The simplification process applies a sequence of operations. The standard operations include:

  • FindSubGroups: Identifies sets of entities that frequently appear together and groups them.

  • MergeGroups: Merges similar groups that might have been identified separately.

  • FindRelations: Identifies relationships between groups.

  • FindCollections: Identifies lists or sets of similar items (Groups or Relations).

  • ReduceTop/ReduceBottom: Prunes unnecessary levels of the tree hierarchy.

LLM-Based Simplification#

The simplify-llm command uses an LLM to identify and merge semantically equivalent structures that might be structurally different. This is computationally more intensive but can yield better results for complex schemas.

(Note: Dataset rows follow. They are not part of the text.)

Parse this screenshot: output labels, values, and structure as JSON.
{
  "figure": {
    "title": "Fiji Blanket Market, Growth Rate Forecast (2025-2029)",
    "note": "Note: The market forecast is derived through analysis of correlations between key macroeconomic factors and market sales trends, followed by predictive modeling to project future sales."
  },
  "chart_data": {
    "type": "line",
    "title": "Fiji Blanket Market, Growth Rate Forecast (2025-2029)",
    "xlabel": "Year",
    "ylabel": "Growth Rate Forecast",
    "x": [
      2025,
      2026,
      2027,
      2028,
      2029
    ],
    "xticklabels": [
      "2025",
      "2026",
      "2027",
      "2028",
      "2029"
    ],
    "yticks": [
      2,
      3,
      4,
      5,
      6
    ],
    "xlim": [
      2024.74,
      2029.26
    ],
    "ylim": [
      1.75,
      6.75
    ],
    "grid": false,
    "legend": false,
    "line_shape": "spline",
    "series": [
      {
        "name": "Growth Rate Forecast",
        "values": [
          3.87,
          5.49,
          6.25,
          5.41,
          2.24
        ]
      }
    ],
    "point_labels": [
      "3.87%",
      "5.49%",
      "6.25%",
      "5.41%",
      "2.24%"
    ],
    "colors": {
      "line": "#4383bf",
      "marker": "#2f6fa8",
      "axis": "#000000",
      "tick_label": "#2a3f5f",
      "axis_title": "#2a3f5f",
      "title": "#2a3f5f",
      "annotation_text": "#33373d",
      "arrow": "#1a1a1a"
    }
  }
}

$ architxt simplify-llm my_database.fs --model HuggingFaceTB/SmolLM2-135M-Instruct --max-tokens=8000
from architxt.bucket.zodb import ZODBTreeBucket
from architxt.simplification.llm import estimate_tokens, llm_rewrite
from langchain.chat_models import init_chat_model
import anyio

async def main():
    llm = init_chat_model("HuggingFaceTB/SmolLM2-135M-Instruct", max_tokens=8_000)

    with ZODBTreeBucket(storage_path="my_database.fs") as forest:
        await llm_rewrite(forest, llm, max_tokens=8_000)

if __name__ == "__main__":
    anyio.run(main)

Key Parameters#

Model

The identifier of the LLM model to use (e.g., from HuggingFace).

Max tokens

Maximum number of token to use per prompt.

Refining steps

Number of refinement steps to perform.

Note

LLM simplification requires additional dependencies. Install them with pip install architxt[llm].